“Looking at CMS data, critical-access hospitals do primary care, and that is where we want our health system headed,” Morgan said. “If those patients are not being seen in a rural hospital, are they expecting the patient to go to urban facilities? Or are they expecting them not to seek care? There is a larger issue that is not being talked about here.”
Since 1997, critical-access hospitals (PDF) have been paid 101% of what they say it costs them to provide services to residents of remote areas, unlike traditional Medicare hospitals that receive payments based on uniform fees and which typically cover about 93% of costs of Medicare patients, according to calculations by the American Hospital Association.
But the OIG found that about two-thirds of the small hospitals that get extra funding to reach remote residents aren't actually that remote at all.
All told, 846 of the small hospitals were less than 35 miles from another hospital, even though the CMS guidelines require at least that distance in order to qualify for the extra critical-access funding. Seventy-one critical-access providers are less than 10 miles from the nearest hospital.
It turns out that about three-quarters of the nation's 1,300 critical-access hospitals were certified under an old process that allowed states to exempt the hospitals from CMS' distance rules, the report says. Though Congress abolished that loophole in 2006, the CMS is still prohibited by law from second-guessing the states' decisions in those cases.
Most of the hospitals (88%) that would lose their additional Medicare funding if the distance rules were applied uniformly got their certifications through the now-banned, state-approval process.
The OIG recommended that the CMS jettison the state-granted certifications and create amended criteria that could apply nationally. If even half of the 846 hospitals that were less than 35 miles from another hospital were kicked out of the program, Medicare would spend $373 million less, according to calculations using 2011 spending.
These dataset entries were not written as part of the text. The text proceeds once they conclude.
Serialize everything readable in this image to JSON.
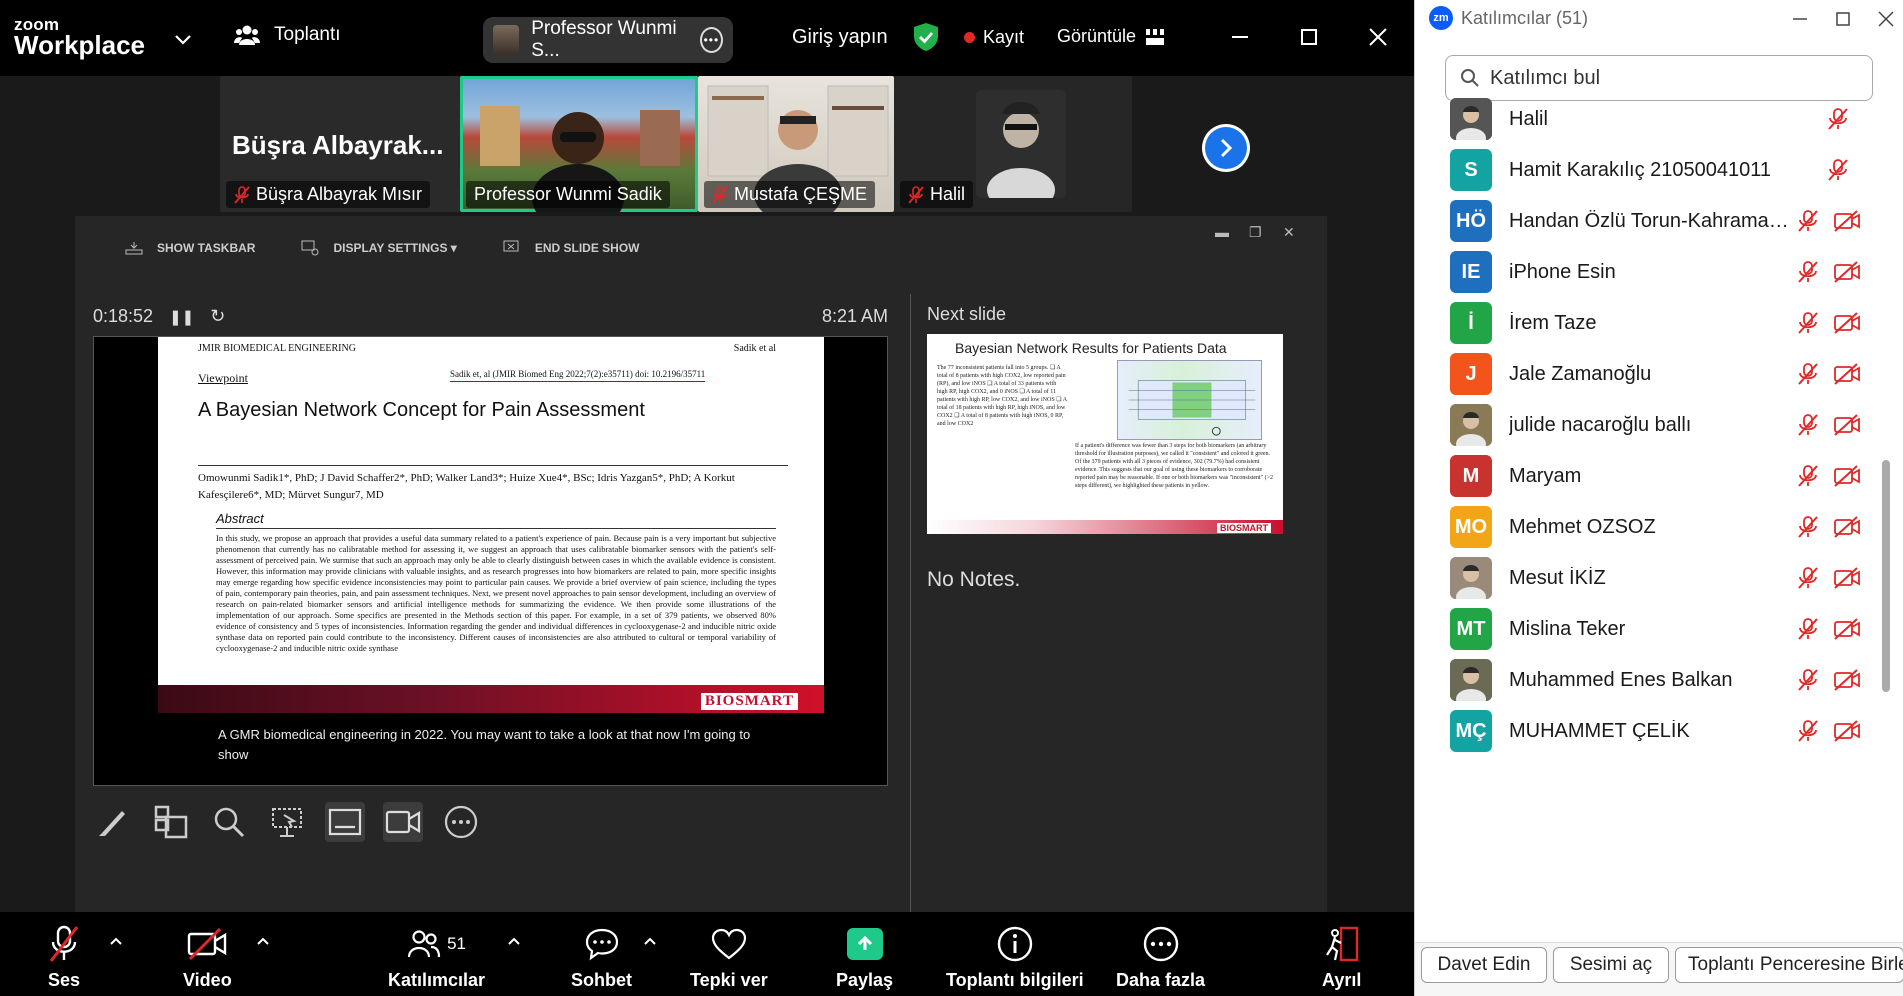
{
  "app": {
    "logo_line1": "zoom",
    "logo_line2": "Workplace",
    "meeting_label": "Toplantı",
    "speaker_pill": "Professor Wunmi S...",
    "signin": "Giriş yapın",
    "record": "Kayıt",
    "view": "Görüntüle"
  },
  "thumbnails": [
    {
      "big_name": "Büşra  Albayrak...",
      "label": "Büşra Albayrak Mısır",
      "muted": true
    },
    {
      "label": "Professor Wunmi Sadik",
      "muted": false,
      "active": true
    },
    {
      "label": "Mustafa ÇEŞME",
      "muted": true
    },
    {
      "label": "Halil",
      "muted": true
    }
  ],
  "presenter": {
    "toolbar": {
      "show_taskbar": "SHOW TASKBAR",
      "display_settings": "DISPLAY SETTINGS ▾",
      "end_slide_show": "END SLIDE SHOW"
    },
    "timer": "0:18:52",
    "clock": "8:21 AM",
    "next_label": "Next slide",
    "notes": "No Notes.",
    "caption": "A GMR biomedical engineering  in 2022. You may want to take a look at that now I'm going to show",
    "slide": {
      "journal": "JMIR BIOMEDICAL ENGINEERING",
      "header_right": "Sadik et al",
      "viewpoint": "Viewpoint",
      "citation": "Sadik et, al  (JMIR Biomed Eng 2022;7(2):e35711)  doi: 10.2196/35711",
      "title": "A Bayesian Network Concept for Pain Assessment",
      "authors": "Omowunmi Sadik1*, PhD; J David Schaffer2*, PhD; Walker Land3*; Huize Xue4*, BSc; Idris Yazgan5*, PhD; A Korkut Kafesçilere6*, MD; Mürvet Sungur7, MD",
      "abstract_heading": "Abstract",
      "abstract": "In this study, we propose an approach that provides a useful data summary related to a patient's experience of pain. Because pain is a very important but subjective phenomenon that currently has no calibratable method for assessing it, we suggest an approach that uses calibratable biomarker sensors with the patient's self-assessment of perceived pain. We surmise that such an approach may only be able to clearly distinguish between cases in which the available evidence is consistent. However, this information may provide clinicians with valuable insights, and as research progresses into how biomarkers are related to pain, more specific insights may emerge regarding how specific evidence inconsistencies may point to particular pain causes. We provide a brief overview of pain science, including the types of pain, contemporary pain theories, pain, and pain assessment techniques. Next, we present novel approaches to pain sensor development, including an overview of research on pain-related biomarker sensors and artificial intelligence methods for summarizing the evidence. We then provide some illustrations of the implementation of our approach. Some specifics are presented in the Methods section of this paper. For example, in a set of 379 patients, we observed 80% evidence of consistency and 5 types of inconsistencies. Information regarding the gender and individual differences in cyclooxygenase-2 and inducible nitric oxide synthase data on reported pain could contribute to the inconsistency. Different causes of inconsistencies are also attributed to cultural or temporal variability of cyclooxygenase-2 and inducible nitric oxide synthase",
      "brand": "BIOSMART"
    },
    "next_slide": {
      "title": "Bayesian Network Results for Patients Data",
      "list": "The 77 inconsistent patients fall into 5 groups. ❑ A total of 8 patients with high COX2, low reported pain (RP), and low iNOS ❑ A total of 33 patients with high RP, high COX2, and 0 iNOS ❑ A total of 11 patients with high RP, low COX2, and low iNOS ❑ A total of 18 patients with high RP, high iNOS, and low COX2 ❑ A total of 8 patients with high iNOS, 0 RP, and low COX2",
      "text": "If a patient's difference was fewer than 3 steps for both biomarkers (an arbitrary threshold for illustration purposes), we called it \"consistent\" and colored it green. Of the 379 patients with all 3 pieces of evidence, 302 (79.7%) had consistent evidence. This suggests that our goal of using these biomarkers to corroborate reported pain may be reasonable. If one or both biomarkers was \"inconsistent\" (>2 steps different), we highlighted these patients in yellow.",
      "brand": "BIOSMART"
    }
  },
  "bottom_bar": {
    "audio": "Ses",
    "video": "Video",
    "participants": "Katılımcılar",
    "participants_count": "51",
    "chat": "Sohbet",
    "react": "Tepki ver",
    "share": "Paylaş",
    "info": "Toplantı bilgileri",
    "more": "Daha fazla",
    "leave": "Ayrıl"
  },
  "participants_panel": {
    "title": "Katılımcılar (51)",
    "search_placeholder": "Katılımcı bul",
    "list": [
      {
        "name": "Halil",
        "initials": "",
        "color": "#555555",
        "photo": true,
        "cam_off": false
      },
      {
        "name": "Hamit Karakılıç 21050041011",
        "initials": "S",
        "color": "#13a3a3",
        "photo": false,
        "cam_off": false
      },
      {
        "name": "Handan Özlü Torun-Kahraman...",
        "initials": "HÖ",
        "color": "#1f6fbf",
        "photo": false,
        "cam_off": true
      },
      {
        "name": "iPhone Esin",
        "initials": "IE",
        "color": "#1f6fbf",
        "photo": false,
        "cam_off": true
      },
      {
        "name": "İrem Taze",
        "initials": "İ",
        "color": "#22a547",
        "photo": false,
        "cam_off": true
      },
      {
        "name": "Jale Zamanoğlu",
        "initials": "J",
        "color": "#f2541b",
        "photo": false,
        "cam_off": true
      },
      {
        "name": "julide nacaroğlu ballı",
        "initials": "",
        "color": "#8a7a55",
        "photo": true,
        "cam_off": true
      },
      {
        "name": "Maryam",
        "initials": "M",
        "color": "#c8332f",
        "photo": false,
        "cam_off": true
      },
      {
        "name": "Mehmet OZSOZ",
        "initials": "MO",
        "color": "#f2a516",
        "photo": false,
        "cam_off": true
      },
      {
        "name": "Mesut İKİZ",
        "initials": "",
        "color": "#9a8a7a",
        "photo": true,
        "cam_off": true
      },
      {
        "name": "Mislina Teker",
        "initials": "MT",
        "color": "#22a547",
        "photo": false,
        "cam_off": true
      },
      {
        "name": "Muhammed Enes Balkan",
        "initials": "",
        "color": "#6a6a55",
        "photo": true,
        "cam_off": true
      },
      {
        "name": "MUHAMMET ÇELİK",
        "initials": "MÇ",
        "color": "#13a3a3",
        "photo": false,
        "cam_off": true
      }
    ],
    "footer": {
      "invite": "Davet Edin",
      "unmute": "Sesimi aç",
      "meeting_window": "Toplantı Penceresine Birleştir"
    }
  },
  "colors": {
    "accent_green": "#1ec98a",
    "zoom_blue": "#0b5cff",
    "muted_red": "#e02828"
  }
}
The Obama administration has proposed decertifying hospitals (PDF, p. 196) that are less than 10 miles from the nearest hospital, which would only cut off the enhanced funding for 71 hospitals, the OIG estimated. Obama's proposed budget projects that would save $40 million in 2014.
CMS Administrator Marilyn Tavenner wrote that the agency is in favor of asking Congress to give it the power to decertify state-granted critical-access status, but it disagrees with the OIG's recommendation to establish revised criteria because it could be time-consuming and affect hospitals' payment status.
For example, the report suggests, the CMS could follow the lead of some states and declare that hospitals in high-poverty areas could be exempt from the distance requirements. Or the government could modify the wording to say that critical-access hospitals must be at least 35 miles from another hospital that offers the same services.
“The existing location and distance criteria already represent a uniform standard to which all CAHs certified since January 2006 have been subjected,” Tavenner wrote. “We believe a facility's Medicare certification as a CAH versus a hospital should not be tied to rapidly fluctuating criteria.”